Considerado o caso do Supremo Tribunal mais observado este ano – que questiona se o antigo Presidente Donald Trump pode reivindicar imunidade contra acusações de subversão eleitoral federal – também pode ser um dos mais difíceis de analisar em tempo real.
Entre a exigência inicial de Trump de imunidade total e uma decisão do tribunal de recurso no início deste ano que concluiu que ele não tem direito a quaisquer proteções, existe uma lacuna obscura com enormes implicações práticas sobre se ele pode ser julgado antes das eleições de novembro.
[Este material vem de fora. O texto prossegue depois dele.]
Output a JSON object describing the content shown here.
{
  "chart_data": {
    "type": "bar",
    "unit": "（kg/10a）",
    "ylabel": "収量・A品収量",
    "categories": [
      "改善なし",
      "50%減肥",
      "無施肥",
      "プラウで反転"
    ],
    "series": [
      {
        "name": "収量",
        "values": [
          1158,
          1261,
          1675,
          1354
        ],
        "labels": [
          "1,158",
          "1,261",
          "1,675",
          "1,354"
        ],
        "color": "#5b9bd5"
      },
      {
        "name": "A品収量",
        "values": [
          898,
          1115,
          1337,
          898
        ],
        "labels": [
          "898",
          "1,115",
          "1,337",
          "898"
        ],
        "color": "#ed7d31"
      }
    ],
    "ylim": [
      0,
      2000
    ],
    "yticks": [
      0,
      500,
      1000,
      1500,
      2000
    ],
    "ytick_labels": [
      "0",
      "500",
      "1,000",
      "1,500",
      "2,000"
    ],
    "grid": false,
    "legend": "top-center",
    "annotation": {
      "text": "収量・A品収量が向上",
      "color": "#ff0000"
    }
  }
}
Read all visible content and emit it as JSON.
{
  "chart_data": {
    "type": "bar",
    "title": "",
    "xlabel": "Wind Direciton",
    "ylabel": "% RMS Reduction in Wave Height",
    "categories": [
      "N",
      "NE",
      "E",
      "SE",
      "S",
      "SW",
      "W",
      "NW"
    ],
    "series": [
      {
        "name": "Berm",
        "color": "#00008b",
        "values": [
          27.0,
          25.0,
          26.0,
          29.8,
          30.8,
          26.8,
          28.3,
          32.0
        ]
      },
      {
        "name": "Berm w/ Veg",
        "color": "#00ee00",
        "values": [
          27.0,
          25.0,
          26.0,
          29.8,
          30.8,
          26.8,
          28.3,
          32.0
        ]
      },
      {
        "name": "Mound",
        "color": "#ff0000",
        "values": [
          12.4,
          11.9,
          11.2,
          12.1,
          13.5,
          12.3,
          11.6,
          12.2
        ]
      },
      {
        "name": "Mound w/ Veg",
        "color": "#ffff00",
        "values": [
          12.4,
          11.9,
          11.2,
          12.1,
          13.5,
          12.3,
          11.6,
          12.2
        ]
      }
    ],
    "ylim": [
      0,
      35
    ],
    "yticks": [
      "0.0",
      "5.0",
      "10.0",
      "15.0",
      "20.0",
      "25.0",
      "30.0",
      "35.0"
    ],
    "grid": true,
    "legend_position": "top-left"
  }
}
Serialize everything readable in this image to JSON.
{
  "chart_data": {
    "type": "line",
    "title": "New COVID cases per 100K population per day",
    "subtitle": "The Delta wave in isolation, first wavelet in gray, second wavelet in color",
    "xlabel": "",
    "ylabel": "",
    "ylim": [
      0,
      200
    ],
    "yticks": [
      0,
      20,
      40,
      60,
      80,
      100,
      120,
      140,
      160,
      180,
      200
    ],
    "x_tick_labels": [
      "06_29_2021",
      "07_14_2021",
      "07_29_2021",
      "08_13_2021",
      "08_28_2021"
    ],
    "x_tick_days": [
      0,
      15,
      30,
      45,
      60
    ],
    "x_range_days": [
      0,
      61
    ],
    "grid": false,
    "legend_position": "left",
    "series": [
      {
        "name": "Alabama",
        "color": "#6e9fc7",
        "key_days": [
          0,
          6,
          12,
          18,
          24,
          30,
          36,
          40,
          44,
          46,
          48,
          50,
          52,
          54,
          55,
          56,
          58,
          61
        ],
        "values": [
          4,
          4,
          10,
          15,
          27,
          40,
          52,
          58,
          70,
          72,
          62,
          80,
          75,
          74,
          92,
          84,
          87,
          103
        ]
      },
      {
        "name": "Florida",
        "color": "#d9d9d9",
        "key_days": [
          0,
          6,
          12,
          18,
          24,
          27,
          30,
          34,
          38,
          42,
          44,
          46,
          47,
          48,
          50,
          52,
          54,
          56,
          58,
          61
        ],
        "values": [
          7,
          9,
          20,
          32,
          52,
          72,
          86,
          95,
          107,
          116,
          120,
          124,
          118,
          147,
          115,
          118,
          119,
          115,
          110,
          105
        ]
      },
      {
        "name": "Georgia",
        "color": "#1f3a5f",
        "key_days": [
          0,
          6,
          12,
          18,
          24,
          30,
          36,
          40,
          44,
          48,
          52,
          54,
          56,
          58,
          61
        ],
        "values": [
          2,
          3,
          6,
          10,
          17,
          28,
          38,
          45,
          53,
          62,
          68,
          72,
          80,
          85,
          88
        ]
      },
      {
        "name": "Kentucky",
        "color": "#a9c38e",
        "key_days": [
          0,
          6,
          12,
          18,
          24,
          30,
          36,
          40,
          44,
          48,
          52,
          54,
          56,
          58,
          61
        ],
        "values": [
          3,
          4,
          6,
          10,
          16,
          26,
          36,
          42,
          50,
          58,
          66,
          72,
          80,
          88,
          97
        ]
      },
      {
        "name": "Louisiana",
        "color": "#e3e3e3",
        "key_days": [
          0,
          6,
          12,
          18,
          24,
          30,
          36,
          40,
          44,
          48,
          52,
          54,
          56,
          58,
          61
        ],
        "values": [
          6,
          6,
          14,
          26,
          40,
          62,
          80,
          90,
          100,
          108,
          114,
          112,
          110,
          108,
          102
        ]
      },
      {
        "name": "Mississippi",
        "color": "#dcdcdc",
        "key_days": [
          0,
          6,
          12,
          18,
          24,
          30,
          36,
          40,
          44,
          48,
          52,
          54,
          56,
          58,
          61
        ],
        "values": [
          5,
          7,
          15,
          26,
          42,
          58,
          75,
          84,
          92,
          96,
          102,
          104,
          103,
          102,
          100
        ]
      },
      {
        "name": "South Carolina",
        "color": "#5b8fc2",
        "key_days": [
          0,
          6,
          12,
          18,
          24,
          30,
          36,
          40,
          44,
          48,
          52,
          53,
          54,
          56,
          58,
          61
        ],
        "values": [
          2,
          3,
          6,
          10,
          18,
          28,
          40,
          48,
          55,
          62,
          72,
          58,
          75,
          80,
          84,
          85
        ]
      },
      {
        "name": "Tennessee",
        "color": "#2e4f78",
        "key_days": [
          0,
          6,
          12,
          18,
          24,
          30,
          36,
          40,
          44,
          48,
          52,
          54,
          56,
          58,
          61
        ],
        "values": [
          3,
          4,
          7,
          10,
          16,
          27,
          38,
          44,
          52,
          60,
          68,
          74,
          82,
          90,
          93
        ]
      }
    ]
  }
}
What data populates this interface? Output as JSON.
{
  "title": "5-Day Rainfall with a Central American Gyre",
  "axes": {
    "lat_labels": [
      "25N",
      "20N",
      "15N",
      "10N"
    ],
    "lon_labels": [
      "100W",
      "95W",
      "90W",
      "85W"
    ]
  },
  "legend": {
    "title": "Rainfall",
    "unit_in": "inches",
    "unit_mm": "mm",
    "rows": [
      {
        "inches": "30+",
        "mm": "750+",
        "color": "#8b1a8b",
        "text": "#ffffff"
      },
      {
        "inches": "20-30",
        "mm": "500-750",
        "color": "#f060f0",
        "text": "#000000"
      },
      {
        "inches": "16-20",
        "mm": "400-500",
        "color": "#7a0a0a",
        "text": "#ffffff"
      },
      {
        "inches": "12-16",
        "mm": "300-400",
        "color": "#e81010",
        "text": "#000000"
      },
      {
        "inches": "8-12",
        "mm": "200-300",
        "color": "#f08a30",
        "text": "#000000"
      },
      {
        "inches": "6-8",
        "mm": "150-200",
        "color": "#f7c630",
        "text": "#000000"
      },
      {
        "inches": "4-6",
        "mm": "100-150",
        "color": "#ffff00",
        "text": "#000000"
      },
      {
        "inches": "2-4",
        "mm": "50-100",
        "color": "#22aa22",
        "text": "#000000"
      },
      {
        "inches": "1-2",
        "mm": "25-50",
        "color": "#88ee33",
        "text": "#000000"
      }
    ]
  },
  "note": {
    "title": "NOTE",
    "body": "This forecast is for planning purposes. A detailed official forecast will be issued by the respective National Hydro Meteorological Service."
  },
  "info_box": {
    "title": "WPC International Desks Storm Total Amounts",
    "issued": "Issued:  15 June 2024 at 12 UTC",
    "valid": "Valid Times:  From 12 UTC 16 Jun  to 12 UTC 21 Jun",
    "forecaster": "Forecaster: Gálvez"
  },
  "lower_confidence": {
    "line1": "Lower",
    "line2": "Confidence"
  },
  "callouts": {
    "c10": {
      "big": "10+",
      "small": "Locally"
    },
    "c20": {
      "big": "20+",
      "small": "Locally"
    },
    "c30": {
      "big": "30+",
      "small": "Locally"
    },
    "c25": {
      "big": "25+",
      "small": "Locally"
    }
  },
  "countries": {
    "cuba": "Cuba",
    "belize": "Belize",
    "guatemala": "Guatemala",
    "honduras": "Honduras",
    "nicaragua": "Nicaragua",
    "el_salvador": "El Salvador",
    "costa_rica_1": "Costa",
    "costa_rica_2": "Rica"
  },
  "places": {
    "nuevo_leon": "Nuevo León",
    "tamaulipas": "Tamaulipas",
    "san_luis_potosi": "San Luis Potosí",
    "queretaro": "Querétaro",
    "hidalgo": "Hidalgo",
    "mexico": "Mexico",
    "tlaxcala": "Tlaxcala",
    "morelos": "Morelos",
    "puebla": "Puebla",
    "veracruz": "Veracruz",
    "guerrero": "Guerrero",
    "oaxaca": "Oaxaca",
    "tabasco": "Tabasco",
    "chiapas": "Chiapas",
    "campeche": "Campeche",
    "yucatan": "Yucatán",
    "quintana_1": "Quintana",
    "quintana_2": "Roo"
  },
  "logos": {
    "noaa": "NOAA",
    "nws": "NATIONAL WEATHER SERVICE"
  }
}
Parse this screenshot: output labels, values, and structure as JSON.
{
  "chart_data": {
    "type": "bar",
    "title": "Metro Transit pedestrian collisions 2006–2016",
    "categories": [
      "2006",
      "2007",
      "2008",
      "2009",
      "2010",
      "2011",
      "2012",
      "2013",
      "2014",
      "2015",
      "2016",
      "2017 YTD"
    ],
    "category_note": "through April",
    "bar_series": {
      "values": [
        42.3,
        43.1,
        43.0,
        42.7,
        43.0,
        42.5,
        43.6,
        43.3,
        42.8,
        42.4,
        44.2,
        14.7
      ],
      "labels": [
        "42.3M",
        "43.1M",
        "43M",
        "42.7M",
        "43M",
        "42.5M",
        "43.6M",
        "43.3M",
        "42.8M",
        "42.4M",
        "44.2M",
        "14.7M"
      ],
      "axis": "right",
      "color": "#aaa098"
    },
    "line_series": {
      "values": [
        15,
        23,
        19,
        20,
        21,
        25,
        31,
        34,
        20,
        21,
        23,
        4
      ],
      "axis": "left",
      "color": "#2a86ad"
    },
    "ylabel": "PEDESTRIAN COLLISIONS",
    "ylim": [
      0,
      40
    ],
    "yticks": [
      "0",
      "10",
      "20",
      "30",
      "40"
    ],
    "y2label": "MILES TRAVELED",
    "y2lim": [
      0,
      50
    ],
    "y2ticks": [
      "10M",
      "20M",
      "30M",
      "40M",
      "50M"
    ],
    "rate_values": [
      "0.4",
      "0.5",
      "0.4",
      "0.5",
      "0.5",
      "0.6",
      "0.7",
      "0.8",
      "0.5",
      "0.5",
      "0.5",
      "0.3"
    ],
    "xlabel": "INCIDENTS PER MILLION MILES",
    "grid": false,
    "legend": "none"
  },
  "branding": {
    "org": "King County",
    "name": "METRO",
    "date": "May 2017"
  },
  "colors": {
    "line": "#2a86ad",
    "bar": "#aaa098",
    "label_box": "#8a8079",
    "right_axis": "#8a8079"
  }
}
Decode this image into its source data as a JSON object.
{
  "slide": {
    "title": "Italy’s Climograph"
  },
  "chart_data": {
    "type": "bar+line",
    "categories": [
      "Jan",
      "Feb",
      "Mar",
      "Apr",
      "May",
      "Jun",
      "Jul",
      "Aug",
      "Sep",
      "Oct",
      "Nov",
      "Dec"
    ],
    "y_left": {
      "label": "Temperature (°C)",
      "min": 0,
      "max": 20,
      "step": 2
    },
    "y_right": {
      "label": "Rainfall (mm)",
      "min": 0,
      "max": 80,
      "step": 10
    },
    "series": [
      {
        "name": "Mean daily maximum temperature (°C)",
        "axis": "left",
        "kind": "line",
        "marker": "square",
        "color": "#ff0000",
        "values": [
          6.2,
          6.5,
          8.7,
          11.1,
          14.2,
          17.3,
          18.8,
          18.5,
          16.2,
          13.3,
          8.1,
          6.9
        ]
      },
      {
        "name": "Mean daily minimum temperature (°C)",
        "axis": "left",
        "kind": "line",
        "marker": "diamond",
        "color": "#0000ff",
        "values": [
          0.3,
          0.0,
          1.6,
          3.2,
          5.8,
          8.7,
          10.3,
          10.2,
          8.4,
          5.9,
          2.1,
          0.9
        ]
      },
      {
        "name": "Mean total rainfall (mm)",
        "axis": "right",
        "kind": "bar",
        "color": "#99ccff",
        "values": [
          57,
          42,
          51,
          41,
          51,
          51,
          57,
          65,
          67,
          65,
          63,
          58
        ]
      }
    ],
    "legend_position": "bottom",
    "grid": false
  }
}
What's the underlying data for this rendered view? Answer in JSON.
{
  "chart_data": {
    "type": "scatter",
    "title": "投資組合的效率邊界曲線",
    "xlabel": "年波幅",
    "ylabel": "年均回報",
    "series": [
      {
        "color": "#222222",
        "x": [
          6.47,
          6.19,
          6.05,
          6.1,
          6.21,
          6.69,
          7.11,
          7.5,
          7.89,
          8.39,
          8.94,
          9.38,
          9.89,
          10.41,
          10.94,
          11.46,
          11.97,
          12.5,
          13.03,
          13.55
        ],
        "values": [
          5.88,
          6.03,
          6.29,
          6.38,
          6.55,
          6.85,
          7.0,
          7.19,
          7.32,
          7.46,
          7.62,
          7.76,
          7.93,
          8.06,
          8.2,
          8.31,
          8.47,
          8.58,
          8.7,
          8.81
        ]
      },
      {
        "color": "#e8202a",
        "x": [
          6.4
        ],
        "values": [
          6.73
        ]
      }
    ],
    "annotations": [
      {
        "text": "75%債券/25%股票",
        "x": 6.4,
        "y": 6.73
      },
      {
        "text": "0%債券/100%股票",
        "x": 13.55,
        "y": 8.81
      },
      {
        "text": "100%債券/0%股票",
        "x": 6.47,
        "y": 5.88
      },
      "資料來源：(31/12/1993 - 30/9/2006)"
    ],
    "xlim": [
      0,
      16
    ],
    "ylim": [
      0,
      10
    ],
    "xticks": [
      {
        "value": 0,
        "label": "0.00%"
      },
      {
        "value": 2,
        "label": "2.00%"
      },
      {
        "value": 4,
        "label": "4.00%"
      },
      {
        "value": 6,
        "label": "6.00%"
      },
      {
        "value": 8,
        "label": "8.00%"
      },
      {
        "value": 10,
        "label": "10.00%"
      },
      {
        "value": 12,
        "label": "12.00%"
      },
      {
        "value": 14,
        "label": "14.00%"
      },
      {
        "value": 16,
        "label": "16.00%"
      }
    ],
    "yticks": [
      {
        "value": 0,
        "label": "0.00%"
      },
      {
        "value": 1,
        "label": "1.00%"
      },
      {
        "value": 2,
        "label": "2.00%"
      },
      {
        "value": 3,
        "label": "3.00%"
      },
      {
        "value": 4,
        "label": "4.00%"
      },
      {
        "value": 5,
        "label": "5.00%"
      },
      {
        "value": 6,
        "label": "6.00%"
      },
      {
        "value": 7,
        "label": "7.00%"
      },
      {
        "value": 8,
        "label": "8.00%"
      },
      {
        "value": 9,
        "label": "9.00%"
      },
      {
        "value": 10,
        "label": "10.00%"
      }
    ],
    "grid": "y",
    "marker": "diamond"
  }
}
A grande questão em jogo é a acusação do procurador especial Jack Smith ao esforço de Trump para anular as eleições de 2020, incluindo as suas ações em 6 de janeiro de 2021, apesar da decisão judicial que também poderá ter implicações noutros processos criminais contra Trump. Para além da decisão final sobre se Trump está imune a processos judiciais, poderá haver sinais importantes sobre a rapidez com que o assunto irá a julgamento.
“Trump já ganhou alguma coisa”, disse Jonathan Entin, professor da Faculdade de Direito da Universidade Case Western Reserve. “Em termos práticos, Trump ganhou tempo aqui, independentemente da decisão do tribunal sobre o caso.”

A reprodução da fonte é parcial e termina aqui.